Employee who didn’t take 827 days of annual leave awarded £400,000 | Personal Finance | Finance
One man accumulated a backlog of over three years of holiday after being denied annual leave because his employer was short-staffed.
Mossadek Ageli was awarded £392,000, the value of the 827 days of untaken holiday, as well as an extra £105,000 in compensation by an employment tribunal. He won his unfair dismissal case against Sabtina, a property management company in Watford. Ageli joined the firm, a subsidiary of the Libyan Foreign Investment Company, in 1987, working as a deputy managing director and then a commercial manager. His original holiday allocation was 30 days, going up to 45 by 1996. He took no holiday leave in the ‘80s because he was one of the company’s only full-time employees. Through the ‘90s, company directors refused Ageli’s holiday requests. In 1998, he agreed with the directors that instead of taking a holiday, he would be paid for it.

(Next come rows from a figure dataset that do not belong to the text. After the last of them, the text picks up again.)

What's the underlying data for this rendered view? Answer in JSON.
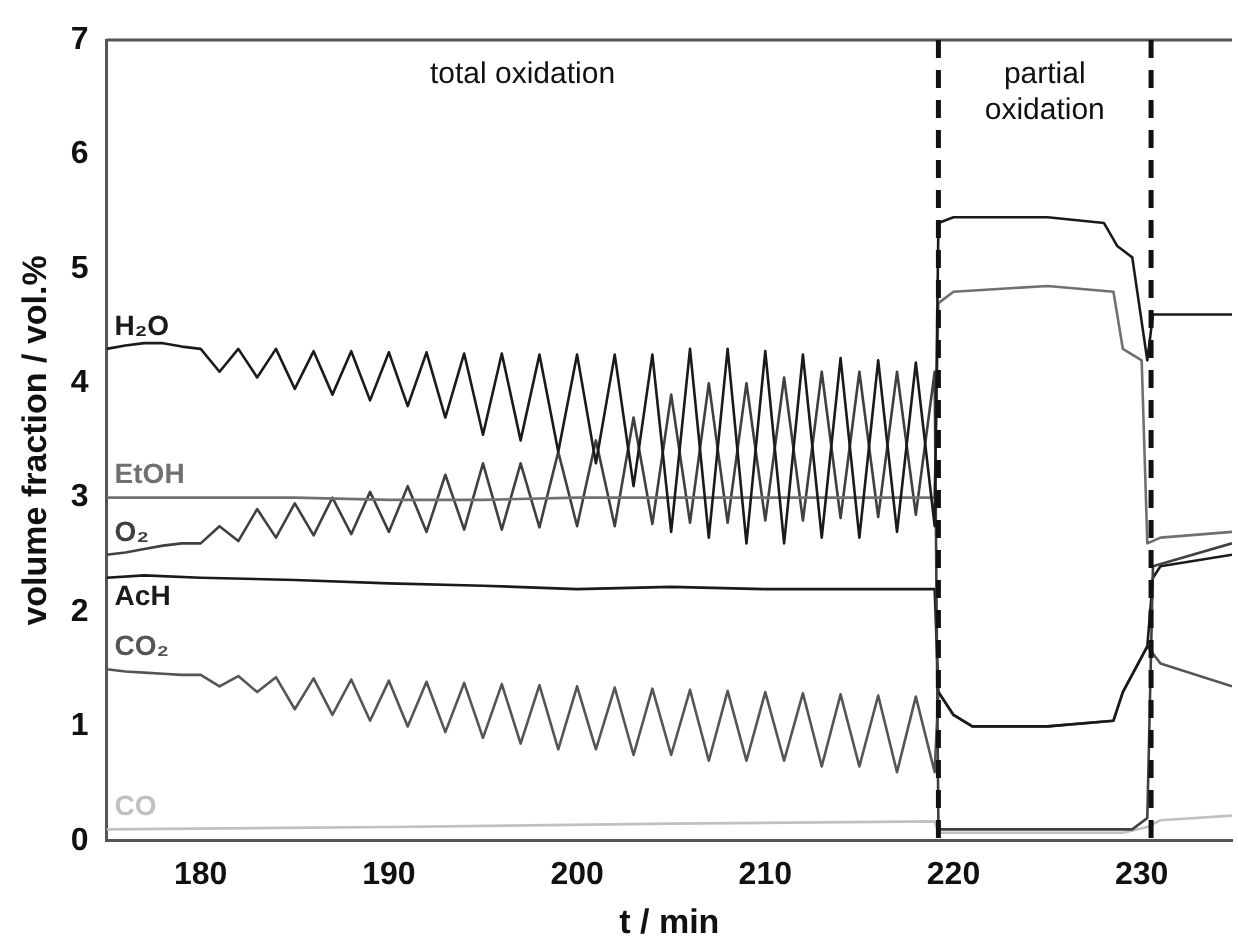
{
  "chart_data": {
    "type": "line",
    "xlabel": "t / min",
    "ylabel": "volume fraction / vol.%",
    "xlim": [
      175,
      234.8
    ],
    "xticks": [
      180,
      190,
      200,
      210,
      220,
      230
    ],
    "ylim": [
      0,
      7
    ],
    "yticks": [
      0,
      1,
      2,
      3,
      4,
      5,
      6,
      7
    ],
    "grid": false,
    "legend": false,
    "marker": "none",
    "annotations": [
      "total oxidation",
      "partial oxidation"
    ],
    "ref_lines": [
      {
        "axis": "x",
        "value": 219.2,
        "color": "#111111",
        "line_style": "dashed"
      },
      {
        "axis": "x",
        "value": 230.5,
        "color": "#111111",
        "line_style": "dashed"
      }
    ],
    "series": [
      {
        "name": "H₂O",
        "color": "#1a1a1a",
        "x": [
          175,
          176,
          177,
          178,
          179,
          180,
          181,
          182,
          183,
          184,
          185,
          186,
          187,
          188,
          189,
          190,
          191,
          192,
          193,
          194,
          195,
          196,
          197,
          198,
          199,
          200,
          201,
          202,
          203,
          204,
          205,
          206,
          207,
          208,
          209,
          210,
          211,
          212,
          213,
          214,
          215,
          216,
          217,
          218,
          219,
          219.2,
          220,
          225,
          228,
          228.7,
          229.5,
          230.3,
          230.6,
          234.8
        ],
        "values": [
          4.3,
          4.33,
          4.35,
          4.35,
          4.32,
          4.3,
          4.1,
          4.3,
          4.05,
          4.3,
          3.95,
          4.28,
          3.9,
          4.28,
          3.85,
          4.27,
          3.8,
          4.27,
          3.7,
          4.26,
          3.55,
          4.26,
          3.5,
          4.25,
          3.4,
          4.25,
          3.3,
          4.25,
          3.1,
          4.25,
          2.7,
          4.3,
          2.65,
          4.3,
          2.6,
          4.28,
          2.6,
          4.25,
          2.65,
          4.22,
          2.65,
          4.2,
          2.7,
          4.18,
          2.75,
          5.4,
          5.45,
          5.45,
          5.4,
          5.2,
          5.1,
          4.2,
          4.6,
          4.6
        ]
      },
      {
        "name": "EtOH",
        "color": "#707070",
        "x": [
          175,
          180,
          185,
          190,
          195,
          200,
          205,
          210,
          215,
          219,
          219.2,
          220,
          225,
          228.5,
          229,
          230,
          230.3,
          231,
          234.8
        ],
        "values": [
          3.0,
          3.0,
          3.0,
          2.98,
          2.98,
          3.0,
          3.0,
          3.0,
          3.0,
          3.0,
          4.7,
          4.8,
          4.85,
          4.8,
          4.3,
          4.2,
          2.6,
          2.65,
          2.7
        ]
      },
      {
        "name": "O₂",
        "color": "#404040",
        "x": [
          175,
          176,
          177,
          178,
          179,
          180,
          181,
          182,
          183,
          184,
          185,
          186,
          187,
          188,
          189,
          190,
          191,
          192,
          193,
          194,
          195,
          196,
          197,
          198,
          199,
          200,
          201,
          202,
          203,
          204,
          205,
          206,
          207,
          208,
          209,
          210,
          211,
          212,
          213,
          214,
          215,
          216,
          217,
          218,
          219,
          219.2,
          220,
          229.5,
          230.3,
          230.6,
          234.8
        ],
        "values": [
          2.5,
          2.52,
          2.55,
          2.58,
          2.6,
          2.6,
          2.75,
          2.62,
          2.9,
          2.65,
          2.95,
          2.67,
          3.0,
          2.68,
          3.05,
          2.7,
          3.1,
          2.7,
          3.2,
          2.72,
          3.3,
          2.72,
          3.3,
          2.74,
          3.4,
          2.75,
          3.5,
          2.75,
          3.7,
          2.77,
          3.9,
          2.78,
          4.0,
          2.78,
          4.0,
          2.8,
          4.05,
          2.8,
          4.1,
          2.82,
          4.1,
          2.83,
          4.1,
          2.85,
          4.1,
          0.1,
          0.1,
          0.1,
          0.2,
          2.4,
          2.6
        ]
      },
      {
        "name": "AcH",
        "color": "#1a1a1a",
        "x": [
          175,
          177,
          180,
          185,
          190,
          195,
          200,
          205,
          210,
          215,
          219,
          219.2,
          220,
          221,
          225,
          228.5,
          229,
          230.3,
          230.6,
          231,
          234.8
        ],
        "values": [
          2.3,
          2.32,
          2.3,
          2.28,
          2.25,
          2.23,
          2.2,
          2.22,
          2.2,
          2.2,
          2.2,
          1.3,
          1.1,
          1.0,
          1.0,
          1.05,
          1.3,
          1.7,
          2.3,
          2.4,
          2.5
        ]
      },
      {
        "name": "CO₂",
        "color": "#555555",
        "x": [
          175,
          176,
          177,
          178,
          179,
          180,
          181,
          182,
          183,
          184,
          185,
          186,
          187,
          188,
          189,
          190,
          191,
          192,
          193,
          194,
          195,
          196,
          197,
          198,
          199,
          200,
          201,
          202,
          203,
          204,
          205,
          206,
          207,
          208,
          209,
          210,
          211,
          212,
          213,
          214,
          215,
          216,
          217,
          218,
          219,
          219.2,
          220,
          221,
          225,
          228.5,
          229,
          230.3,
          231,
          234.8
        ],
        "values": [
          1.5,
          1.48,
          1.47,
          1.46,
          1.45,
          1.45,
          1.35,
          1.44,
          1.3,
          1.43,
          1.15,
          1.42,
          1.1,
          1.41,
          1.05,
          1.4,
          1.0,
          1.39,
          0.95,
          1.38,
          0.9,
          1.37,
          0.85,
          1.36,
          0.8,
          1.35,
          0.8,
          1.34,
          0.75,
          1.33,
          0.75,
          1.32,
          0.7,
          1.31,
          0.7,
          1.3,
          0.7,
          1.29,
          0.65,
          1.28,
          0.65,
          1.27,
          0.6,
          1.26,
          0.6,
          1.3,
          1.1,
          1.0,
          1.0,
          1.05,
          1.3,
          1.7,
          1.55,
          1.35
        ]
      },
      {
        "name": "CO",
        "color": "#c0c0c0",
        "x": [
          175,
          190,
          205,
          219,
          219.2,
          229,
          230.3,
          231,
          234.8
        ],
        "values": [
          0.1,
          0.12,
          0.15,
          0.17,
          0.07,
          0.07,
          0.12,
          0.18,
          0.22
        ]
      }
    ]
  }
}
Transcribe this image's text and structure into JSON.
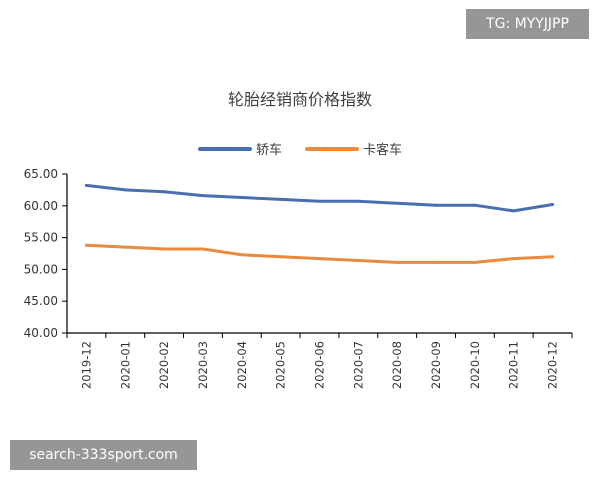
{
  "watermark_top": "TG: MYYJJPP",
  "watermark_bottom": "search-333sport.com",
  "chart_data": {
    "type": "line",
    "title": "轮胎经销商价格指数",
    "xlabel": "",
    "ylabel": "",
    "categories": [
      "2019-12",
      "2020-01",
      "2020-02",
      "2020-03",
      "2020-04",
      "2020-05",
      "2020-06",
      "2020-07",
      "2020-08",
      "2020-09",
      "2020-10",
      "2020-11",
      "2020-12"
    ],
    "ylim": [
      40,
      65
    ],
    "yticks": [
      "40.00",
      "45.00",
      "50.00",
      "55.00",
      "60.00",
      "65.00"
    ],
    "grid": false,
    "legend_position": "top-center",
    "series": [
      {
        "name": "轿车",
        "color": "#4a6fb0",
        "values": [
          63.2,
          62.5,
          62.2,
          61.6,
          61.3,
          61.0,
          60.7,
          60.7,
          60.4,
          60.1,
          60.1,
          59.2,
          60.2
        ]
      },
      {
        "name": "卡客车",
        "color": "#e98a3c",
        "values": [
          53.8,
          53.5,
          53.2,
          53.2,
          52.3,
          52.0,
          51.7,
          51.4,
          51.1,
          51.1,
          51.1,
          51.7,
          52.0
        ]
      }
    ]
  }
}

Ageli told the tribunal: “After years of doing this, it was agreed that there was no need to send any future paperwork for approval or denial, and I simply kept a record of my holiday entitlement.”
As the company didn’t have a pension scheme, Ageli and his personal assistant saved their holiday “for when needed or at retirement”.
He was paid £15,000 in lieu of holiday in both 2001 and 2004, but in all other years, it was agreed that it would roll over to a future payment.
In 2022, Sabtina’s board of directors was replaced, and the new team demanded proof of the deal. They also began taking duties away from Ageli.
Ageli was fired two years later for alleged gross misconduct, which he denied. Directors also told him that he wouldn’t be paid for the 827 days of holiday he hadn’t taken since 1998.
He sued Sabtina and a judge ordered the company to pay the full amount of holiday pay, £392,000, as well as compensation for unfair dismissal, £10,000.
Judge George Alliot said that Sabtina “did not have a genuine belief” that Ageli had committed gross misconduct.